Communal peace

Updated 15 Sep 2020


OVER the past several weeks, the situation vis-à-vis sectarian peace in Pakistan has been extremely fragile. Reportedly, due to some controversial remarks made from the pulpit during Muharram, and the resulting reaction from clerics, significant polarisation has been witnessed in society.

Perhaps the most worrying manifestation of this was witnessed last week in Karachi, when three rallies were taken out by religious groups in honour of the companions of the Holy Prophet (PBUH). Particularly massive was Friday’s rally — organised by followers of the Deobandi school — and Saturday’s event, sponsored by Barelvi clerics. A relatively smaller event was held on Sunday by the Ahle Hadith school of thought.

While it is everyone’s democratic right to protest peacefully, the presence of banned hate groups in the rallies, as well as the raising of takfiri slogans in at least one rally, does not bode well for communal peace.

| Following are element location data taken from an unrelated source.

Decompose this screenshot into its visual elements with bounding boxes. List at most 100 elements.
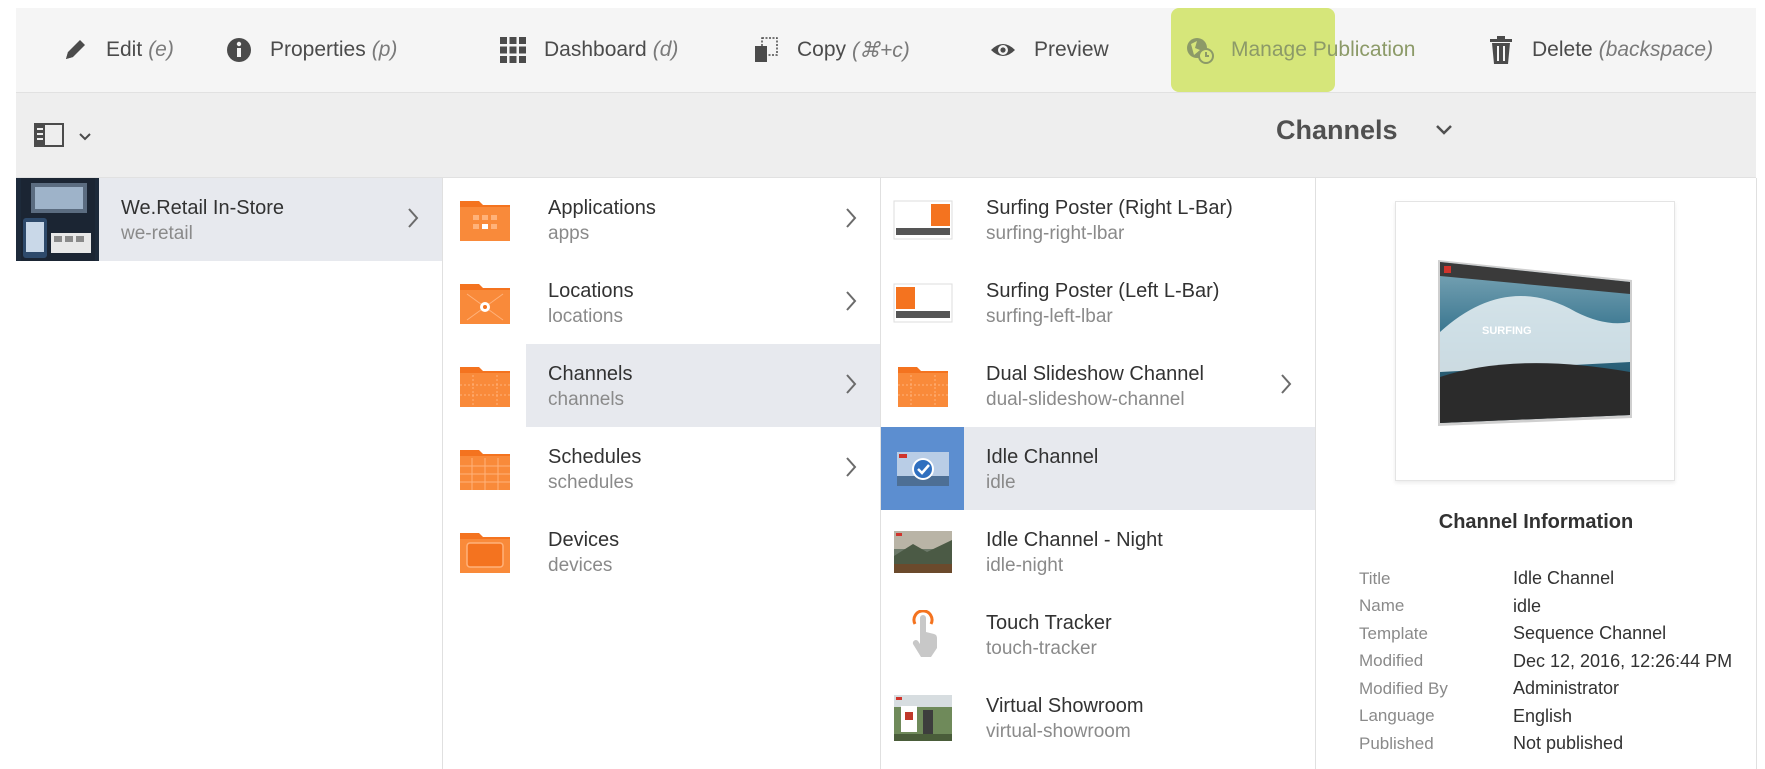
item-title: Devices bbox=[548, 529, 620, 551]
delete-label: Delete bbox=[1532, 38, 1593, 61]
property-row: Template Sequence Channel bbox=[1359, 620, 1732, 648]
item-name: channels bbox=[548, 389, 625, 410]
item-name: idle-night bbox=[986, 555, 1064, 576]
copy-label: Copy bbox=[797, 38, 847, 61]
column-item-we-retail[interactable]: We.Retail In-Store we-retail bbox=[16, 178, 442, 261]
column-item-virtual-showroom[interactable]: Virtual Showroom virtual-showroom bbox=[881, 676, 1315, 759]
item-title: Schedules bbox=[548, 446, 642, 468]
column-we-retail: Applications apps Locations locations Ch… bbox=[443, 178, 881, 769]
property-key: Modified By bbox=[1359, 678, 1448, 698]
preview-banner-text: SURFING bbox=[1482, 325, 1532, 337]
chevron-right-icon bbox=[844, 289, 858, 318]
property-value: Not published bbox=[1513, 733, 1624, 754]
property-value: Sequence Channel bbox=[1513, 623, 1667, 644]
we-retail-thumbnail bbox=[16, 178, 99, 261]
chevron-right-icon bbox=[844, 206, 858, 235]
column-item-applications[interactable]: Applications apps bbox=[443, 178, 880, 261]
properties-button[interactable]: Properties (p) bbox=[224, 8, 397, 92]
property-row: Published Not published bbox=[1359, 730, 1732, 758]
item-title: Touch Tracker bbox=[986, 612, 1112, 634]
item-title: We.Retail In-Store bbox=[121, 197, 285, 219]
chevron-right-icon bbox=[844, 372, 858, 401]
channel-properties: Title Idle Channel Name idle Template Se… bbox=[1359, 565, 1732, 758]
title-chevron-down-icon[interactable] bbox=[1434, 123, 1454, 142]
selected-thumbnail bbox=[881, 427, 964, 510]
rail-toggle-button[interactable] bbox=[34, 123, 92, 152]
channel-information-heading: Channel Information bbox=[1438, 511, 1634, 533]
property-row: Title Idle Channel bbox=[1359, 565, 1732, 593]
dashboard-label: Dashboard bbox=[544, 38, 647, 61]
column-item-schedules[interactable]: Schedules schedules bbox=[443, 427, 880, 510]
item-title: Locations bbox=[548, 280, 634, 302]
item-name: schedules bbox=[548, 472, 634, 493]
item-name: surfing-left-lbar bbox=[986, 306, 1113, 327]
chevron-right-icon bbox=[844, 455, 858, 484]
item-title: Idle Channel bbox=[986, 446, 1099, 468]
property-row: Language English bbox=[1359, 703, 1732, 731]
column-item-dual-slideshow-channel[interactable]: Dual Slideshow Channel dual-slideshow-ch… bbox=[881, 344, 1315, 427]
manage-publication-button[interactable]: Manage Publication bbox=[1185, 8, 1415, 92]
column-item-idle[interactable]: Idle Channel idle bbox=[881, 427, 1315, 510]
column-item-touch-tracker[interactable]: Touch Tracker touch-tracker bbox=[881, 593, 1315, 676]
item-name: apps bbox=[548, 223, 590, 244]
channel-info-panel: SURFING Channel Information Title Idle C… bbox=[1316, 178, 1757, 769]
info-icon bbox=[224, 35, 254, 65]
preview-button[interactable]: Preview bbox=[988, 8, 1109, 92]
item-title: Applications bbox=[548, 197, 656, 219]
touch-icon bbox=[881, 593, 964, 676]
item-title: Dual Slideshow Channel bbox=[986, 363, 1204, 385]
folder-icon bbox=[443, 427, 526, 510]
copy-icon bbox=[751, 35, 781, 65]
property-key: Name bbox=[1359, 596, 1405, 616]
item-title: Channels bbox=[548, 363, 633, 385]
property-key: Modified bbox=[1359, 651, 1424, 671]
edit-label: Edit bbox=[106, 38, 143, 61]
item-name: we-retail bbox=[121, 223, 193, 244]
property-value: Dec 12, 2016, 12:26:44 PM bbox=[1513, 650, 1733, 671]
property-key: Title bbox=[1359, 568, 1391, 588]
column-root: We.Retail In-Store we-retail bbox=[16, 178, 443, 769]
property-value: Idle Channel bbox=[1513, 568, 1615, 589]
item-title: Idle Channel - Night bbox=[986, 529, 1163, 551]
pencil-icon bbox=[60, 35, 90, 65]
channel-thumbnail bbox=[881, 676, 964, 759]
item-name: virtual-showroom bbox=[986, 721, 1131, 742]
chevron-right-icon bbox=[1279, 372, 1293, 401]
column-item-surfing-right-lbar[interactable]: Surfing Poster (Right L-Bar) surfing-rig… bbox=[881, 178, 1315, 261]
item-title: Surfing Poster (Right L-Bar) bbox=[986, 197, 1233, 219]
column-item-locations[interactable]: Locations locations bbox=[443, 261, 880, 344]
edit-button[interactable]: Edit (e) bbox=[60, 8, 174, 92]
property-value: Administrator bbox=[1513, 678, 1620, 699]
channel-preview-card: SURFING bbox=[1395, 201, 1675, 481]
property-value: English bbox=[1513, 705, 1573, 726]
manage-publication-label: Manage Publication bbox=[1231, 38, 1416, 61]
item-name: idle bbox=[986, 472, 1016, 493]
copy-shortcut: (⌘+c) bbox=[852, 38, 910, 62]
item-name: locations bbox=[548, 306, 623, 327]
properties-shortcut: (p) bbox=[371, 38, 398, 61]
property-value: idle bbox=[1513, 595, 1542, 616]
copy-button[interactable]: Copy (⌘+c) bbox=[751, 8, 910, 92]
column-item-channels[interactable]: Channels channels bbox=[443, 344, 880, 427]
dashboard-button[interactable]: Dashboard (d) bbox=[498, 8, 678, 92]
property-row: Name idle bbox=[1359, 593, 1732, 621]
rail-toggle-icon bbox=[34, 123, 64, 152]
column-item-devices[interactable]: Devices devices bbox=[443, 510, 880, 593]
properties-label: Properties bbox=[270, 38, 366, 61]
property-key: Published bbox=[1359, 733, 1434, 753]
folder-icon bbox=[443, 178, 526, 261]
page-title: Channels bbox=[1276, 115, 1398, 145]
channel-thumbnail bbox=[881, 178, 964, 261]
channel-thumbnail bbox=[881, 510, 964, 593]
delete-button[interactable]: Delete (backspace) bbox=[1486, 8, 1713, 92]
item-name: devices bbox=[548, 555, 613, 576]
grid-icon bbox=[498, 35, 528, 65]
action-bar: Edit (e) Properties (p) Dashboard (d) Co… bbox=[16, 8, 1756, 93]
item-name: dual-slideshow-channel bbox=[986, 389, 1185, 410]
chevron-right-icon bbox=[406, 206, 420, 235]
preview-label: Preview bbox=[1034, 38, 1109, 61]
item-title: Virtual Showroom bbox=[986, 695, 1144, 717]
column-item-surfing-left-lbar[interactable]: Surfing Poster (Left L-Bar) surfing-left… bbox=[881, 261, 1315, 344]
item-name: touch-tracker bbox=[986, 638, 1097, 659]
column-item-idle-night[interactable]: Idle Channel - Night idle-night bbox=[881, 510, 1315, 593]
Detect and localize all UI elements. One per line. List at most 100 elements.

This newspaper has long argued that there can be no justification for hate speech from the pulpit targeting any sect, religion or their revered personalities. From the 1980s onwards, Pakistan has seen horrific bouts of sectarian violence, and the misuse of the microphone by clerics has played a central role in stirring up sectarian zeal.

In the current age, with news and rumours reaching countries within minutes thanks to social media, the situation is even more delicate. Therefore, it is incumbent upon the state and ulema to play their roles to prevent sectarian hatred from spreading. The government must ensure that pulpits are not misused to demonise any community and propagate sectarian views, and that action is taken against violators as per the law.

Clerics, on the other hand, have an equally important job; instead of working up their flock into a frenzy, ulema of all sects must cooperate to create an atmosphere of harmony. If controversial remarks are reported on social media or elsewhere, ulema and community leaders must work to defuse the situation. Pakistan cannot afford to be caught in the maelstrom of communal hatred.